Where the Streets Have No Name
One of the challenges of UK ambulance Trusts trying to meet response times in rural areas is that sometimes the streets have no name. And the cottages and farmhouses don’t have numbers. In the centuries old lanes and byways of country England, some no wider than the sheep that still amble down them, people can sometimes live in dwellings with cute, old names that might be recognised by the local community and postal service (like Rumpelstilskins Cottage), but are of no use to the GPS and CAD systems used by ambulance services to automatically tell crews where to go in emergencies.
When I read about this problem in a recent UK ambulance news feed, I felt a synaptic tube train hurtle towards a fond musical memory, The Pet Shop Boys version of The Streets With No Name/ Can’t Take My Eyes Off You. An inspired mashup of U2s ‘anthem earnest’ but entirely meaningless Streets With No Name with Franki Valli’s crooner camp Can’t Take My Eyes Off You. I used to love this PSB track but had not listened to it for a long time. It still sounds fantastic, and having done some deep Wiki archival research I realise that it also had a fabulous political/ aesthetic agenda that I didn’t realise at the time. According to Neil Tennant, the PSB:
“Wanted to turn a mythic rock song into a stomping disco record”.
As if that wasn’t a big enough cause to believe in, according to Wiki, this track was also reacting against “the insincere humanitarian messages of a number of pop stars during the 1980s and the institutionalization of rock and roll”.
No wonder I haven’t been able to stop jiggling to this classic, feel-good dance floor killer for the last few days! My underground synaptic train obviously knew there was a Tube line that could take the imagination rapidly from ‘Ambulance Response Target Pressures’ to ‘Dancehall’ to ‘Political Statement’.
But did it stop at ‘Whitehall’?
The 68 Old Stars
It might have.

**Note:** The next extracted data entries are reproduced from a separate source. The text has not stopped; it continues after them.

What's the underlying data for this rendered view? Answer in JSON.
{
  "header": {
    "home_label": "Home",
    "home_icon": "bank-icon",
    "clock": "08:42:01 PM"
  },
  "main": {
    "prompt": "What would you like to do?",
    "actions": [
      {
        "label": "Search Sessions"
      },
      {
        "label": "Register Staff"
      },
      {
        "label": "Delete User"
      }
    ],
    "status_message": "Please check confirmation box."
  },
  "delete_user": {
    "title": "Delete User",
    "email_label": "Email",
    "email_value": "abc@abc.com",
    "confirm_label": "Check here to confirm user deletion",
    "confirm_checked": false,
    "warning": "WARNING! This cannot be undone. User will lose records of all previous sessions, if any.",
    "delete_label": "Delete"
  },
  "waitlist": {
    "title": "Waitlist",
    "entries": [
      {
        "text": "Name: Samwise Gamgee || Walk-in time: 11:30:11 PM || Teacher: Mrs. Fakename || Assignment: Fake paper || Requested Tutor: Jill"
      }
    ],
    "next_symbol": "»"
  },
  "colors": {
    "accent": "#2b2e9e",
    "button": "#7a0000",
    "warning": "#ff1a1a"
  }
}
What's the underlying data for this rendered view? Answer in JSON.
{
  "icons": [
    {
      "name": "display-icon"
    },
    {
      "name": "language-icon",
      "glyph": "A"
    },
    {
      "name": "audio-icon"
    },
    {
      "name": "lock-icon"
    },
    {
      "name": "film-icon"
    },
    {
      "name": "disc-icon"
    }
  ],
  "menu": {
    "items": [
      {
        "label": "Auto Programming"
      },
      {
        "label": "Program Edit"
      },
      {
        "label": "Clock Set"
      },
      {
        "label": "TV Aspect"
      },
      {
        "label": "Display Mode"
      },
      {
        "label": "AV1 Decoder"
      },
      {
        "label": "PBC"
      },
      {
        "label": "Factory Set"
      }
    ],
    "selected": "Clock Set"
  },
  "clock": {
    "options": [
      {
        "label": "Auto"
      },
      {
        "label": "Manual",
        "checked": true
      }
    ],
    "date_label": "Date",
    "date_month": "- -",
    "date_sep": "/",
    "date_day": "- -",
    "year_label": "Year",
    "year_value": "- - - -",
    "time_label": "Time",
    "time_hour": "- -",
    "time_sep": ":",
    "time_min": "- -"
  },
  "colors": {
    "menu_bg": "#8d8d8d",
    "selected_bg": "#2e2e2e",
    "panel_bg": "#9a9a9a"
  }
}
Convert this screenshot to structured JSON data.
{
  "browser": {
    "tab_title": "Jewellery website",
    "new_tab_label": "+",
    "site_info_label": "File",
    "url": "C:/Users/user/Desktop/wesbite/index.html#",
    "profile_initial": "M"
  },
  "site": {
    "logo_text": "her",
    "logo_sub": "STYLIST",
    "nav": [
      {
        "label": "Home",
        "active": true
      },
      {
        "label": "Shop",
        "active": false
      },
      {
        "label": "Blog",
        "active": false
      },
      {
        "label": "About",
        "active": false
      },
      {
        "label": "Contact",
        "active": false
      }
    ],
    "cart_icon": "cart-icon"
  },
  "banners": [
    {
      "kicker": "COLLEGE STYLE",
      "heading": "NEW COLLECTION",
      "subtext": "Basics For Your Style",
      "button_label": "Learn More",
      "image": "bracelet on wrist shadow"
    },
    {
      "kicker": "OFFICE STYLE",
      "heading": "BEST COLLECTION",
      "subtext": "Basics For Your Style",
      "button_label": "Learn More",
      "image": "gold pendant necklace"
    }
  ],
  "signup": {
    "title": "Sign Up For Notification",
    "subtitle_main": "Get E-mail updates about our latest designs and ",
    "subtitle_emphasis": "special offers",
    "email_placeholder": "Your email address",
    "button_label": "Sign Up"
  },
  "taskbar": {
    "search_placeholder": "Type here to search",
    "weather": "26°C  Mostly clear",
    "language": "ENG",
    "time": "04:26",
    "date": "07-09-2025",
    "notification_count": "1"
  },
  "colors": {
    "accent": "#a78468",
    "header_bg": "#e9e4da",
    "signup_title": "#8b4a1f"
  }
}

Today Jeremy Hunt, the UK Secretary for Health, made a visit to the London Ambulance Service. My friends in LAS only got a whiff of the likely impending (and apparently first) visit of Her Majesty’s Principle Secretary a couple of day ago, and I’ve been told no secrets get kept in LAS for generally more than 24 hours. So was the visit a bit unplanned? Why the sudden interest in leaving Whitehall for a 2 hour whip around in a first responders car, and a brief listen-in to what call-takers are hearing every day? Given this is apparently Jeremy’s first up-close glance at paramedic life, why now?
You could say it was the Keogh report into urgent care, or UK A&E departments crammed beyond coping. You could say it was a free spirit going mental with the ‘insincere humanitarian messages’ spin his minders insist he put on fiscal restraint dogma, a desire to experience something real.
Or you could also speculate it might be influenced by a catchy tune, a comedy routine, and the panopticon gaze of social media i.e. this Facebook campaign.
The Facebook page urging Lord Freddie Howe (who is essentially a junior Minister to Hunt and whose portfolio responsibilities include ambulance services) to spend 4 nightshifts on an ambulance was launched in December and started to quickly get hundreds of followers. A couple of weeks ago, some very talented paramedic musicians in LAS got together and recorded a live version of ‘When I’m 68’. By last weekend, a music clip comprising iPhone footage, selfies, archival web footage and a slab of research into ambulance services health and safety issues was put together and dished up on Facebook .
At time of writing this blog, 4 days later the audience reach of the FB video posting (according to the admin stats) is just short of 100,000 and the YouTube views have just reached 5,000.
If this was Harry Hill’s TV Burp show, I’d put Bruce Keogh in one corner, and the 68 Old Stars in the other, and I’d tell them to FIGHT to decide who will have the most influence on Jeremy and Freddie…
At the same time as Jeremy was visiting LAS, and being driven around by an early ’20s paramedic, one of the 68 Old Stars happened to be out on an early morning call. He had to wrench a body out of the slimy, grey depths of Regents Canal, an early ’20s Asian girl. Who was she, what happened? Suicide perhaps. Then, after pronouncing her dead to the press, he had to go and wash and rid himself of the smell and change clothes.
Is this what Jeremy and Freddie would like to be doing when they are 68?
Judging by the comments on the FB page today regarding Jeremy’s visit, while the unexpected political interest is welcome and appreciated, there is still disappointment that health leaders are apparently not really prepared to experience the extremes of life on the ambulance front-line, particularly the recently publicised long term punishing effects of continuous 12 hour night shifts, before they advocate a retirement age of 68.
In fact, What Have I Done to Deserve This? might be the final Tube stop on my Pet Shop Boys underground line, expressing perhaps how LAS paramedics are feeling now that Jeremy’s visit is over…to a disco beat.